Besides having a savings account and a mutual fund, we’ve also opened up a Scottrade account to manage our own investments with. Scottrade has low brokerage fees and has an excellent program called FRIP, wherein dividend payments are reinvested for free into stocks of your choice. We’ve established a portfolio there with a small number of stocks, and will be expanding it over time, confident that we can do better than -8.5%.
What brought on the interest in investing, you might ask? My friend read The Wealthy English Teacher, penned by a blogger with numerous years spent teaching abroad, and he recommended it to me. I found the book very relatable, and then perused the author’s blog.
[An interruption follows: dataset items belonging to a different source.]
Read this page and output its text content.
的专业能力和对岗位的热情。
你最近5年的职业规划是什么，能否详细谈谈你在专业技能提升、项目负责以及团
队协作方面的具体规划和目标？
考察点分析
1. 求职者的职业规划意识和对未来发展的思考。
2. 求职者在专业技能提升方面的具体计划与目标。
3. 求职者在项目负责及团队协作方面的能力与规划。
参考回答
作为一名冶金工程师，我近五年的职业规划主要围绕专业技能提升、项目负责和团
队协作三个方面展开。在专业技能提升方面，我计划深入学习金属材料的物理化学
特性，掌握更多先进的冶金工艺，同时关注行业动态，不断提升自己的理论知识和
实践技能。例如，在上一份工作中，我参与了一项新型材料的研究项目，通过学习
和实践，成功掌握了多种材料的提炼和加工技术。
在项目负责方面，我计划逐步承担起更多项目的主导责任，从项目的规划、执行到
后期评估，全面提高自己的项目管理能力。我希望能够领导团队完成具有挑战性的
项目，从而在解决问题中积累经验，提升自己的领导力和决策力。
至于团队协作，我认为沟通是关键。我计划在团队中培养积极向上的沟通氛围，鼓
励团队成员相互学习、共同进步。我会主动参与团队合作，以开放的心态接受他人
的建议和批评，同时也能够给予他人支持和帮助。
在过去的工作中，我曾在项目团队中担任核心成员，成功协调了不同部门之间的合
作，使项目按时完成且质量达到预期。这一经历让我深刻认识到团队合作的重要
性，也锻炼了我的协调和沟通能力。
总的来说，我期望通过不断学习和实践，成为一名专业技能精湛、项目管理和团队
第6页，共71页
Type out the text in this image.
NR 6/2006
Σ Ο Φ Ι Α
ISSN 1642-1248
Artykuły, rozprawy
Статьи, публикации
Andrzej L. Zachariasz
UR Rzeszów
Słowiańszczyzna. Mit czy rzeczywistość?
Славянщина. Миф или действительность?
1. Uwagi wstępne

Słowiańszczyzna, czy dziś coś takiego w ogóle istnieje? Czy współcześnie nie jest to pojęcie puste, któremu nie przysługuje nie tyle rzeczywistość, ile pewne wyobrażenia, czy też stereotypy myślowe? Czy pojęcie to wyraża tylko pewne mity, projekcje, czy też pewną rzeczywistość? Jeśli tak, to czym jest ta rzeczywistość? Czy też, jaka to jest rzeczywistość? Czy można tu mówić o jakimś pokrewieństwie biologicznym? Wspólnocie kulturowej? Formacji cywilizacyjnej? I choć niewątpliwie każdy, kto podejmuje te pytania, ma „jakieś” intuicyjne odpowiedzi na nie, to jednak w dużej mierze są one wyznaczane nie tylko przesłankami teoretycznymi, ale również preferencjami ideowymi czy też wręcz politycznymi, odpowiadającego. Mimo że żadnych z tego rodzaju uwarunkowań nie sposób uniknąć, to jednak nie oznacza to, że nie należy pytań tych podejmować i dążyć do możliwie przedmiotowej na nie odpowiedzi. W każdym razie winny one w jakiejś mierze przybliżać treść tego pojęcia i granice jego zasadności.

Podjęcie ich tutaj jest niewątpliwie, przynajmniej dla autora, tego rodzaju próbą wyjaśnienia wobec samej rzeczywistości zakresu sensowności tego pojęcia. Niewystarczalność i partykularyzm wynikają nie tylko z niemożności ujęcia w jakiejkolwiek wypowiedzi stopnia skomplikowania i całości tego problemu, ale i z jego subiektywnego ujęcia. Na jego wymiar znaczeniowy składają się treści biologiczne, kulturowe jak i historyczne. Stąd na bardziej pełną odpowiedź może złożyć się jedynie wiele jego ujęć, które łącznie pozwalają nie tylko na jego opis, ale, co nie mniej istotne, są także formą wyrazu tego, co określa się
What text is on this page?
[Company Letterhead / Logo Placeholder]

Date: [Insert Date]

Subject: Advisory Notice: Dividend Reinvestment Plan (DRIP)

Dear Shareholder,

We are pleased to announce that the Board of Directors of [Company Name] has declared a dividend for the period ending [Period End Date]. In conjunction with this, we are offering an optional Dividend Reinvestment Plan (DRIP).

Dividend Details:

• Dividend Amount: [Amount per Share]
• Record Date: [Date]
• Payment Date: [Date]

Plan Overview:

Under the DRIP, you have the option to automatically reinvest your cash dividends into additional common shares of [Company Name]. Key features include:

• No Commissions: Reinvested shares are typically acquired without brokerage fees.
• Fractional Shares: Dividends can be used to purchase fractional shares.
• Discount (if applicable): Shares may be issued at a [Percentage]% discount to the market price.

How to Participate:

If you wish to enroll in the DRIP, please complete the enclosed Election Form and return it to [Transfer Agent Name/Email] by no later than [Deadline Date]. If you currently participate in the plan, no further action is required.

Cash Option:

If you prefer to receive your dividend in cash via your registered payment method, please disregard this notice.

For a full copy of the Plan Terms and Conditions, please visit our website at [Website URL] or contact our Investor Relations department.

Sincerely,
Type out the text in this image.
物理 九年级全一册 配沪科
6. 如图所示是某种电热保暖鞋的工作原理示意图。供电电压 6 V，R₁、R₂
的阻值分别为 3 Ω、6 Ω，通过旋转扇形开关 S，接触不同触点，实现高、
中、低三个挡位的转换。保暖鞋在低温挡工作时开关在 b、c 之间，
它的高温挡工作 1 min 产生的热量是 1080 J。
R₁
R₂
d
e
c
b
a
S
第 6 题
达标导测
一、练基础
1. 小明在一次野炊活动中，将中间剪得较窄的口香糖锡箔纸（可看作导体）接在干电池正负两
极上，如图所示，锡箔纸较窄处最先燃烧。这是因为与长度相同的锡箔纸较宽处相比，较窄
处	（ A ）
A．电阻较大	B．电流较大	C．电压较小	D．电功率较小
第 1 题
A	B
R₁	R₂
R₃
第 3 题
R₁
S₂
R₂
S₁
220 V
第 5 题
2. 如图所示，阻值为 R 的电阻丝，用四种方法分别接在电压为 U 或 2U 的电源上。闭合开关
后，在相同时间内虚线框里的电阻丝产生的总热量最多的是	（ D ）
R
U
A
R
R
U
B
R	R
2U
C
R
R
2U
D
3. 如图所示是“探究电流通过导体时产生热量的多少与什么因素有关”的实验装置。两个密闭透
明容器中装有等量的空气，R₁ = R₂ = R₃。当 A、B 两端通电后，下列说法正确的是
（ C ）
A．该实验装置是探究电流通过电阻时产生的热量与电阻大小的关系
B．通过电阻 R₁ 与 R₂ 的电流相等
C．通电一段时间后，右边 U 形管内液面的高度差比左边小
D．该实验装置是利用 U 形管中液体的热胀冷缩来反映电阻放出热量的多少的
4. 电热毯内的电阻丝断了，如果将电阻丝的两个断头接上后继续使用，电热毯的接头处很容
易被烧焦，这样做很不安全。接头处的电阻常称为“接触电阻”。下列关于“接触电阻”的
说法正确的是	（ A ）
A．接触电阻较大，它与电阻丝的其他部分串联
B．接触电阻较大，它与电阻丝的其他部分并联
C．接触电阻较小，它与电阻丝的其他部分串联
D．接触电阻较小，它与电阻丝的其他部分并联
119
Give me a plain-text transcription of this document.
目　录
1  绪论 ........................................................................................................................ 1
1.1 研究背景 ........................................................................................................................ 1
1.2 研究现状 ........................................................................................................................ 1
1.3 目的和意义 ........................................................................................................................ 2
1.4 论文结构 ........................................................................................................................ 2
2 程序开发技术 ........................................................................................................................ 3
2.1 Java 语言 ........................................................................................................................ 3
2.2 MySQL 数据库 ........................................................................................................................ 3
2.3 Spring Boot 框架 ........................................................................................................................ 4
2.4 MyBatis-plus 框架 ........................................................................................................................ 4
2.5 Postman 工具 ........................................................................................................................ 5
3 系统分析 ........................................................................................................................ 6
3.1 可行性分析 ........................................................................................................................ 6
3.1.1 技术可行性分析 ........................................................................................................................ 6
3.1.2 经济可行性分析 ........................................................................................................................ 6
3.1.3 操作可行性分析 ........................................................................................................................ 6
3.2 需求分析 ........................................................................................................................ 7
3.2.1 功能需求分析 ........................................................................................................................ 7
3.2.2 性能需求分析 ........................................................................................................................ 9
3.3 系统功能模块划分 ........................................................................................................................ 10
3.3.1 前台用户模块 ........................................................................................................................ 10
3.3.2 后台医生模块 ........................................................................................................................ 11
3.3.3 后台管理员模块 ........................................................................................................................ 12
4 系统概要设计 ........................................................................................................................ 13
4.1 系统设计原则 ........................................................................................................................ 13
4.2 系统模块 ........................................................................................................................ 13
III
I’ve also discovered, again, thanks to my friend, blogs like Go Curry Cracker, Dividend Mantra, and many others, all of which helped show me what’s possible to achieve without much more effort than we were putting into being frugal anyway, and prompted me to get serious about my own investing.
So there you have it. I’m happy to say that we’re doing rather well for ourselves at this point, especially considering where we came from with quite a bit of debt, and we’ve learned a lot about investing our hard-earned cash for ourselves. It’s nice to actually have a net worth these days, and we have every reason to believe that it will continue to expand.